Caos al centro vaccini di Cardito: pazienti in fila per mezza giornata in attesa della fiala

Caos al centro vaccini di Cardito: pazienti in fila per mezza giornata in attesa della fiala

Angelino: “ È assurdo che l’Asl non riesca a garantire una somministrazione delle fiale garantendo un trattamento civile ai nostri anziani”


CARDITO – In fila per 5/6 ore per ricevere la fiala di vaccino anti Covid. È quanto accade al centro vaccini di Cardito e la questione è stata denunciata da Il Giornale di Caivano. Il consigliere comunale Antonio Angelino ha dichiarato che nella giornata di domani scriverà una lettere ai vertici dell’Asl per chiedere una migliore organizzazione.

LA DICHIARAZIONE

“Il Giornale di Caivano” accende i riflettori su un caso che non può e non deve passare inosservato: al centro vaccini di Cardito, i nostri anziani sono costretti ad attendere fino a 4 ore, assembrati, prima di ottenere la somministrazione della fiala.

Un’odissea che mette a repentaglio la salute dei cittadini ed è assurdo che nessuno intervenga. È assurdo che l’Asl non riesca a garantire una somministrazione delle fiale garantendo un trattamento civile ai nostri anziani ed è altrettanto assurdo che il sindaco di Caivano, Enzo Falco, non intervenga con decisione presso i vertici dell’azienda sanitaria spiegando la necessità di allestire un centro vaccino sul nostro territorio. Questi sono obiettivi che si raggiungono col “peso” politico ed è chiaro che questa amministrazione non ne ha. Altrimenti non si spiega come un paese più piccolo come Cardito possa ospitare un centro vaccini e Caivano no, costringendo i nostri anziani, i nostri cittadini a recarsi in un altro Comune ed attendere assembrati fino a mezza giornata la possibilità di ottenere una fiala

Queste scene da Terzo mondo non sono nuove. Sono accadute anche in altre città, pure molto più grandi di Caivano. Eppure, i sindaci di quei Comuni hanno battuto i pugni sul tavolo all’Asl ottenendo risultati importanti per la comunità: scuse dell’Asl e organizzazione migliore dei centri. Qui invece tutto passa sotto silenzio. Perdiamo il centro vaccini e nessuno si indigna. I nostri cittadini devono recarsi a Cardito, aspettano mezza giornata assembrati prima di ottenere le fiale e nessuno si indigna.

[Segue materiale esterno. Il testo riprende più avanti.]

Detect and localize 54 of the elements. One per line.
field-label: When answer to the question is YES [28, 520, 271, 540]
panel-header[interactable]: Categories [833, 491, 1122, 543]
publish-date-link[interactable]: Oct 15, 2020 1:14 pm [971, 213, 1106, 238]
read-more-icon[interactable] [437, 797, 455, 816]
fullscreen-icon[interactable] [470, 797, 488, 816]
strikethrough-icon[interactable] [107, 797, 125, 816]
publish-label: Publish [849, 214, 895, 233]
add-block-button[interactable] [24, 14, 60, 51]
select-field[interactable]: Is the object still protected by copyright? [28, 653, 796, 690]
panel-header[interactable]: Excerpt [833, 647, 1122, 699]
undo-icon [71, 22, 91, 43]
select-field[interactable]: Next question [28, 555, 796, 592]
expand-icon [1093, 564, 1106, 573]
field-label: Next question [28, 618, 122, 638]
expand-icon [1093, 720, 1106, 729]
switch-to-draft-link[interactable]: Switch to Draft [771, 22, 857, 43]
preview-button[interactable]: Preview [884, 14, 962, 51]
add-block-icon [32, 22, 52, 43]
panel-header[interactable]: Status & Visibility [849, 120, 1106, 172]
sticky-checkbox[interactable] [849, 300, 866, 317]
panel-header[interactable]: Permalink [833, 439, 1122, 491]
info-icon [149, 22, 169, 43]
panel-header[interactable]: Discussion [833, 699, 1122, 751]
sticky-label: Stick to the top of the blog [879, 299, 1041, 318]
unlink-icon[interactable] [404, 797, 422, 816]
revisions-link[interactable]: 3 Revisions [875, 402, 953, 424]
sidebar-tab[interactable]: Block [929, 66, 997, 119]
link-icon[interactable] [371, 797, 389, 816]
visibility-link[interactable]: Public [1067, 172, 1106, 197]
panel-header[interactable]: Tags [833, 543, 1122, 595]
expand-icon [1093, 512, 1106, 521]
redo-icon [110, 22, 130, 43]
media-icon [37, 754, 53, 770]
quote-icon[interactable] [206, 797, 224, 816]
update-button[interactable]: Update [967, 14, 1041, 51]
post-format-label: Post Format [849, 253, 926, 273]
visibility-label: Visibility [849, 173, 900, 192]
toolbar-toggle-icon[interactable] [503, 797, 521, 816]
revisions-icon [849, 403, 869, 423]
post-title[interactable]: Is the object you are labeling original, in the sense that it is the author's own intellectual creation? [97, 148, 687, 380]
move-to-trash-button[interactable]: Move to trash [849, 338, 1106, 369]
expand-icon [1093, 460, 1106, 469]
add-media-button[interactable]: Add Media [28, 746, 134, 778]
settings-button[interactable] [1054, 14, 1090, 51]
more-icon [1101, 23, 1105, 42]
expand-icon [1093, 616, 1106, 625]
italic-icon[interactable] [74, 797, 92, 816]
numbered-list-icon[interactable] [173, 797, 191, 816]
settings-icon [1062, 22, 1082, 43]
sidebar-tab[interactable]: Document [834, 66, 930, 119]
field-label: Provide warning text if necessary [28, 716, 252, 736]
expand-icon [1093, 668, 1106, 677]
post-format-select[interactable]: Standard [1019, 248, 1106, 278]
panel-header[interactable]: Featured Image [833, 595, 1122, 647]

Domani scriverò una lettera ai vertici dell’Azienda sanitaria locale sollecitando una migliore organizzazione del centro di Cardito e auspicando in tempi brevi la possibilità di allestire un centro vaccini a Caivano perché lo scarso peso politico dell’amministrazione comunale alla base di determinate scelte, anche sulla salute dei cittadini, non può sempre ricadere sulle spalle della nostra gente. Perché per noi #CaivanoConta!